What are the options? E-commerce is a tried-and-tested option, particularly given its low barrier to entry and the steady demand for online retail, but it’s also ever-increasingly saturated. When there are hundreds upon hundreds of stores for every type of product, many selling the exact same items for very similar prices, it’s really tough to stand out.
But selling products isn’t the only way to get ahead in E-commerce. It’s also possible to sell software — or, to be more accurate, resell software. In this post, we’re going to consider whether this is an option that entrepreneurs should consider pursuing.
Needing to work remotely, companies everywhere have turned to the SaaS industry, and there’s no way that the business world would have been able to cope with the lockdown measures nearly as well if it hadn’t been able to rely on staples like Google Docs and the Microsoft cloud ecosystem. Notably, though, there’s still a huge amount of room to grow.

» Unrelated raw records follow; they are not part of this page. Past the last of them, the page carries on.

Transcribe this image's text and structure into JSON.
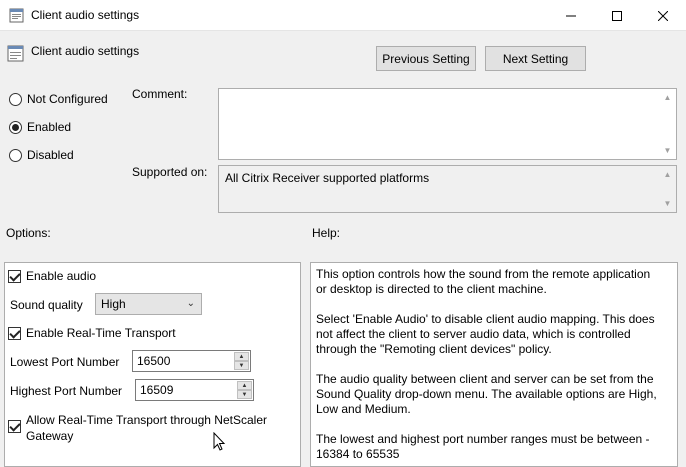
{
  "window": {
    "title": "Client audio settings",
    "controls": {
      "minimize": "—",
      "maximize": "☐",
      "close": "✕"
    }
  },
  "header": {
    "title": "Client audio settings",
    "previous_label": "Previous Setting",
    "next_label": "Next Setting"
  },
  "state": {
    "options": [
      "Not Configured",
      "Enabled",
      "Disabled"
    ],
    "selected": "Enabled"
  },
  "comment": {
    "label": "Comment:",
    "value": ""
  },
  "supported": {
    "label": "Supported on:",
    "value": "All Citrix Receiver supported platforms"
  },
  "sections": {
    "options": "Options:",
    "help": "Help:"
  },
  "options_panel": {
    "enable_audio": {
      "label": "Enable audio",
      "checked": true
    },
    "sound_quality": {
      "label": "Sound quality",
      "value": "High"
    },
    "enable_rtt": {
      "label": "Enable Real-Time Transport",
      "checked": true
    },
    "lowest_port": {
      "label": "Lowest Port Number",
      "value": "16500"
    },
    "highest_port": {
      "label": "Highest Port Number",
      "value": "16509"
    },
    "allow_rtt_netscaler": {
      "label_line1": "Allow Real-Time Transport through NetScaler",
      "label_line2": "Gateway",
      "checked": true
    }
  },
  "help": {
    "paragraphs": [
      "This option controls how the sound from the remote application or desktop is directed to the client machine.",
      "Select 'Enable Audio' to disable client audio mapping. This does not affect the client to server audio data, which is controlled through the \"Remoting client devices\" policy.",
      "The audio quality between client and server can be set from the Sound Quality drop-down menu. The available options are High, Low and Medium.",
      "The lowest and highest port number ranges must be between - 16384 to 65535"
    ]
  },
  "colors": {
    "accent": "#0078d7",
    "window_bg": "#f0f0f0",
    "border": "#adadad"
  },
  "icons": [
    "policy-icon",
    "minimize-icon",
    "maximize-icon",
    "close-icon",
    "mouse-cursor-icon"
  ]
}
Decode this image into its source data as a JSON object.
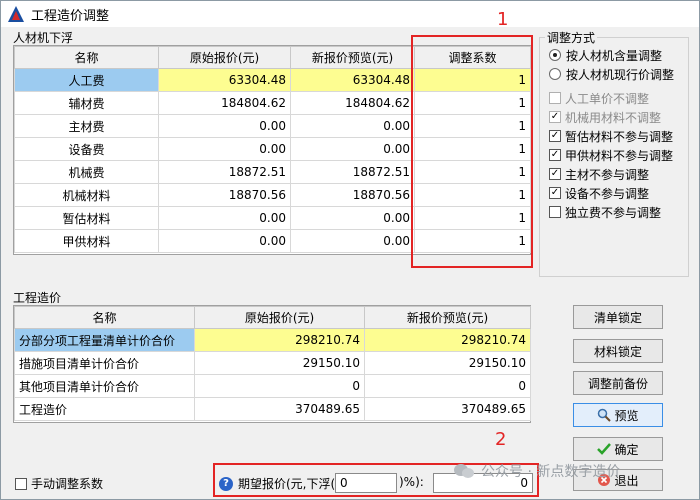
{
  "window": {
    "title": "工程造价调整"
  },
  "labor_group": {
    "label": "人材机下浮",
    "columns": [
      "名称",
      "原始报价(元)",
      "新报价预览(元)",
      "调整系数"
    ],
    "rows": [
      [
        "人工费",
        "63304.48",
        "63304.48",
        "1"
      ],
      [
        "辅材费",
        "184804.62",
        "184804.62",
        "1"
      ],
      [
        "主材费",
        "0.00",
        "0.00",
        "1"
      ],
      [
        "设备费",
        "0.00",
        "0.00",
        "1"
      ],
      [
        "机械费",
        "18872.51",
        "18872.51",
        "1"
      ],
      [
        "机械材料",
        "18870.56",
        "18870.56",
        "1"
      ],
      [
        "暂估材料",
        "0.00",
        "0.00",
        "1"
      ],
      [
        "甲供材料",
        "0.00",
        "0.00",
        "1"
      ]
    ]
  },
  "cost_group": {
    "label": "工程造价",
    "columns": [
      "名称",
      "原始报价(元)",
      "新报价预览(元)"
    ],
    "rows": [
      [
        "分部分项工程量清单计价合价",
        "298210.74",
        "298210.74"
      ],
      [
        "措施项目清单计价合价",
        "29150.10",
        "29150.10"
      ],
      [
        "其他项目清单计价合价",
        "0",
        "0"
      ],
      [
        "工程造价",
        "370489.65",
        "370489.65"
      ]
    ]
  },
  "adjust_mode": {
    "label": "调整方式",
    "radios": [
      "按人材机含量调整",
      "按人材机现行价调整"
    ],
    "checks": [
      {
        "label": "人工单价不调整",
        "checked": false,
        "disabled": true
      },
      {
        "label": "机械用材料不调整",
        "checked": true,
        "disabled": true
      },
      {
        "label": "暂估材料不参与调整",
        "checked": true,
        "disabled": false
      },
      {
        "label": "甲供材料不参与调整",
        "checked": true,
        "disabled": false
      },
      {
        "label": "主材不参与调整",
        "checked": true,
        "disabled": false
      },
      {
        "label": "设备不参与调整",
        "checked": true,
        "disabled": false
      },
      {
        "label": "独立费不参与调整",
        "checked": false,
        "disabled": false
      }
    ]
  },
  "buttons": {
    "lock_list": "清单锁定",
    "lock_material": "材料锁定",
    "restore_backup": "调整前备份",
    "preview": "预览",
    "confirm": "确定",
    "exit": "退出"
  },
  "bottom": {
    "manual_label": "手动调整系数",
    "expected_label": "期望报价(元,下浮(",
    "percent_label": ")%):",
    "percent_value": "0",
    "price_value": "0"
  },
  "annotations": {
    "one": "1",
    "two": "2"
  },
  "watermark": "公众号 · 新点数字造价",
  "colors": {
    "selected_name": "#9ccbf0",
    "selected_value": "#fdfd91",
    "annotation": "#e32424"
  }
}
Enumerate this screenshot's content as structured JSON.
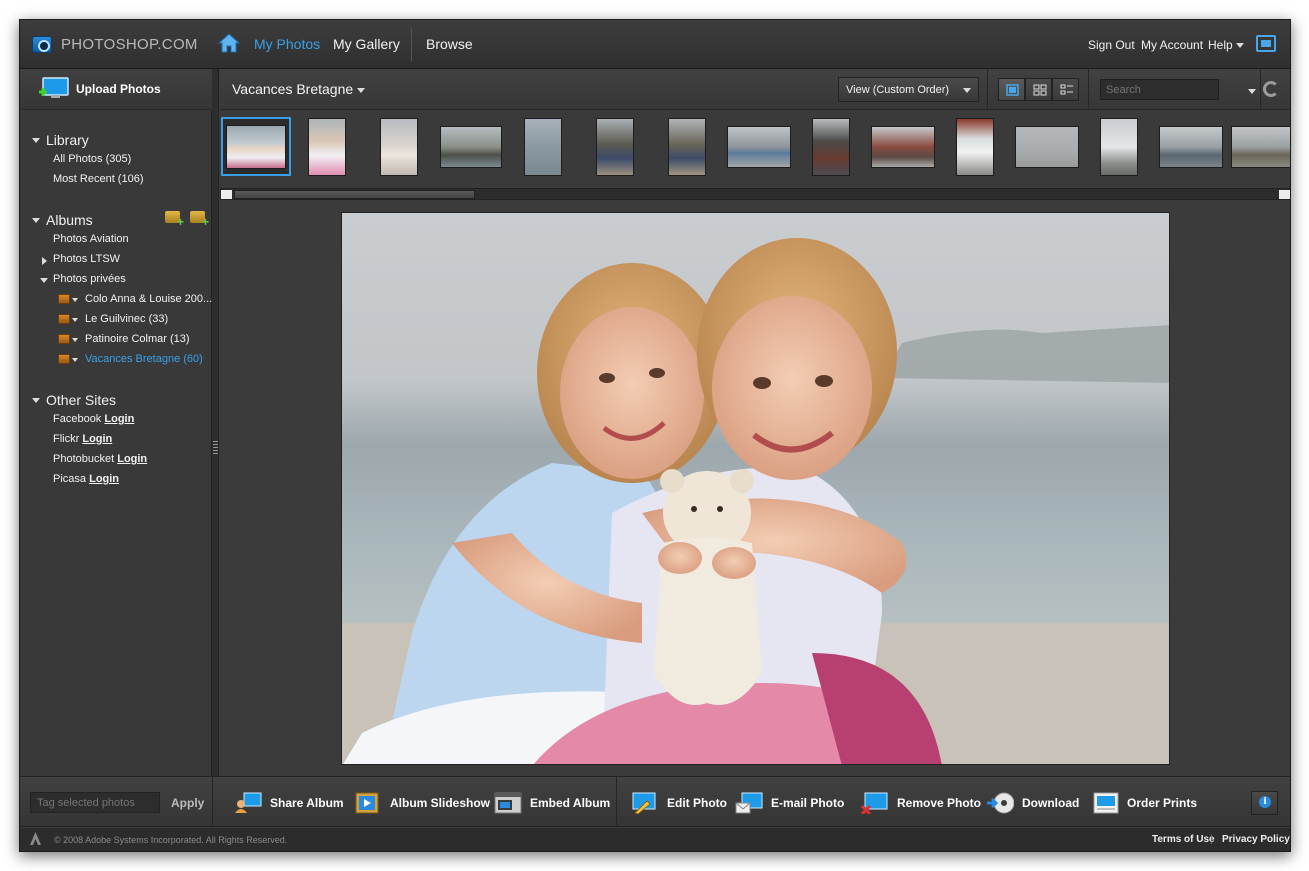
{
  "app": {
    "logo_text": "PHOTOSHOP.COM"
  },
  "nav": {
    "my_photos": "My Photos",
    "my_gallery": "My Gallery",
    "browse": "Browse"
  },
  "account": {
    "sign_out": "Sign Out",
    "my_account": "My Account",
    "help": "Help"
  },
  "sidebar": {
    "upload": "Upload Photos",
    "library": {
      "title": "Library",
      "items": [
        "All Photos (305)",
        "Most Recent (106)"
      ]
    },
    "albums": {
      "title": "Albums",
      "items": [
        "Photos Aviation",
        "Photos LTSW",
        "Photos privées"
      ],
      "sub_items": [
        "Colo Anna & Louise 200...",
        "Le Guilvinec (33)",
        "Patinoire Colmar (13)",
        "Vacances Bretagne (60)"
      ]
    },
    "other_sites": {
      "title": "Other Sites",
      "login_label": "Login",
      "items": [
        "Facebook",
        "Flickr",
        "Photobucket",
        "Picasa"
      ]
    }
  },
  "main": {
    "album_title": "Vacances Bretagne",
    "view_select": "View (Custom Order)",
    "search_placeholder": "Search"
  },
  "bottom": {
    "tag_placeholder": "Tag selected photos",
    "apply": "Apply",
    "tools": [
      "Share Album",
      "Album Slideshow",
      "Embed Album",
      "Edit Photo",
      "E-mail Photo",
      "Remove Photo",
      "Download",
      "Order Prints"
    ]
  },
  "footer": {
    "copyright": "© 2008 Adobe Systems Incorporated. All Rights Reserved.",
    "terms": "Terms of Use",
    "privacy": "Privacy Policy"
  },
  "colors": {
    "accent": "#3aa0e8",
    "background": "#3b3b3b",
    "selection": "#3a9ee6"
  },
  "icons": [
    "home-icon",
    "fullscreen-icon",
    "upload-icon",
    "folder-add-icon",
    "album-icon",
    "refresh-icon",
    "info-icon"
  ]
}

Plenty of companies still cling to old software versions and operational methods, and those who are already using some SaaS tools can be convinced to move deeper into the world of cloud computing (embracing big moves such as the transition to cloud storage). In short, then, there’s a lot of money to be made, which is a pretty great reason to give software reselling a try.

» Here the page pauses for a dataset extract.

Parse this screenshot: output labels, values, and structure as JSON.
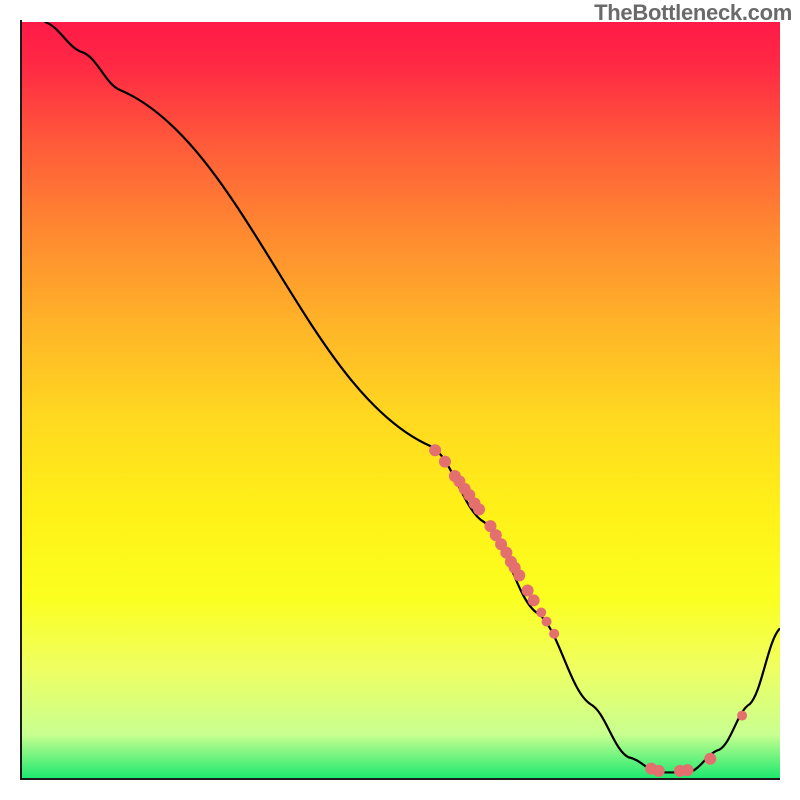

Selling software can easily sound very daunting, even for those who know a lot about IT. There’s a lot to learn: it’s vastly more difficult in principle than selling a product. Or at least that seems to be the case. In truth, it isn’t that important to know that much about the fine details of the software you’re reselling. What matters is that you understand the benefits and have excellent sales technique. After all, you’ll often be pitching software to relative luddites.

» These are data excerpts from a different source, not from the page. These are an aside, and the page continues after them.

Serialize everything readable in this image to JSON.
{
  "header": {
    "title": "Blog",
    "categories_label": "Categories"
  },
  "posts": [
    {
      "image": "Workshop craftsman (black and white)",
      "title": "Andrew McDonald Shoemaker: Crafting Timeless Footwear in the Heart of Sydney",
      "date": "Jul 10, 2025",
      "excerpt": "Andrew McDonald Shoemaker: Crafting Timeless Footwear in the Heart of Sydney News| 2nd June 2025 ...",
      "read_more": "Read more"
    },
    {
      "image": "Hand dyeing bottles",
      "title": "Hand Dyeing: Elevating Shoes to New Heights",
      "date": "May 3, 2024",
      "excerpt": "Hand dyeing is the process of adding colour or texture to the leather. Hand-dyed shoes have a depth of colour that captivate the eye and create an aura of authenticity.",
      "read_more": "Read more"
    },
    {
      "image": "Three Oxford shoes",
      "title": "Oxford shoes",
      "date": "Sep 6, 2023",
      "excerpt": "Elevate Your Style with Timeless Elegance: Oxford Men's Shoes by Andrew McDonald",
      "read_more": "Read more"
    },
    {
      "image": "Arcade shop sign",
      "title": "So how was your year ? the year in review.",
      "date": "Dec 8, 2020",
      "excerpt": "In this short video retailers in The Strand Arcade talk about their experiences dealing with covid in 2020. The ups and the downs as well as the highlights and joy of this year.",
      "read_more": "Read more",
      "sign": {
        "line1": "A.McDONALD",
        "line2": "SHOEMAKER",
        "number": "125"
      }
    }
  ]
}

That said, you can only really proceed with underwhelming knowledge of the software you’re reselling if you’ve chosen a reliable partner. Reselling cloud software involves going through a cloud solution distributor — you license the software through that distributor, package it for your customer, and sell that package on at a profit.
An excellent resale partner will have established relationships with software developers, allowing you to take advantage of industry-leading licensing rates (there are distributors, including intY, a Scan Source Company, that are trusted by massive developers such as Microsoft), but that’s not all. They’ll also have the expertise to answer any questions your customers might have, and be willing to share their support as part of the partnership scheme, allowing you to lean on them whenever you’re not sure about something.
Critically, though, you need to have some way to add unique value to your packaged software (being a Value Added Reseller). You won’t otherwise be able to make enough profit on it. So what can you add? Well, if you do have significant IT expertise, you can offer the support yourself instead of passing it to the distributor. This can be a big drain on your time, but it can be lucrative if you can convince your customer that they can rely on you.
Alternatively, you can simply provide some kind of consultancy service: perhaps providing training for professionals who need to learn how to use the software you’re reselling. As with most forms of tuition, you only need to know enough to cover the lessons, so it doesn’t matter so much if you’re an expert yourself — just that you’re adequately confident with it.
Overall, then, is reselling software a good option for entrepreneurs? Well, it ultimately depends. Anyone who feels extremely confident that they can offer worthwhile software support can make some real money through packaging up software licenses and profiting from their support service.
Additionally, an entrepreneur with fantastic sales technique can partner with a great distributor and profit through convincing stubborn companies to embrace the potential of new technology. But if someone doesn’t know that much about IT systems and doesn’t have the gift of being great at sales, they should look for another avenue.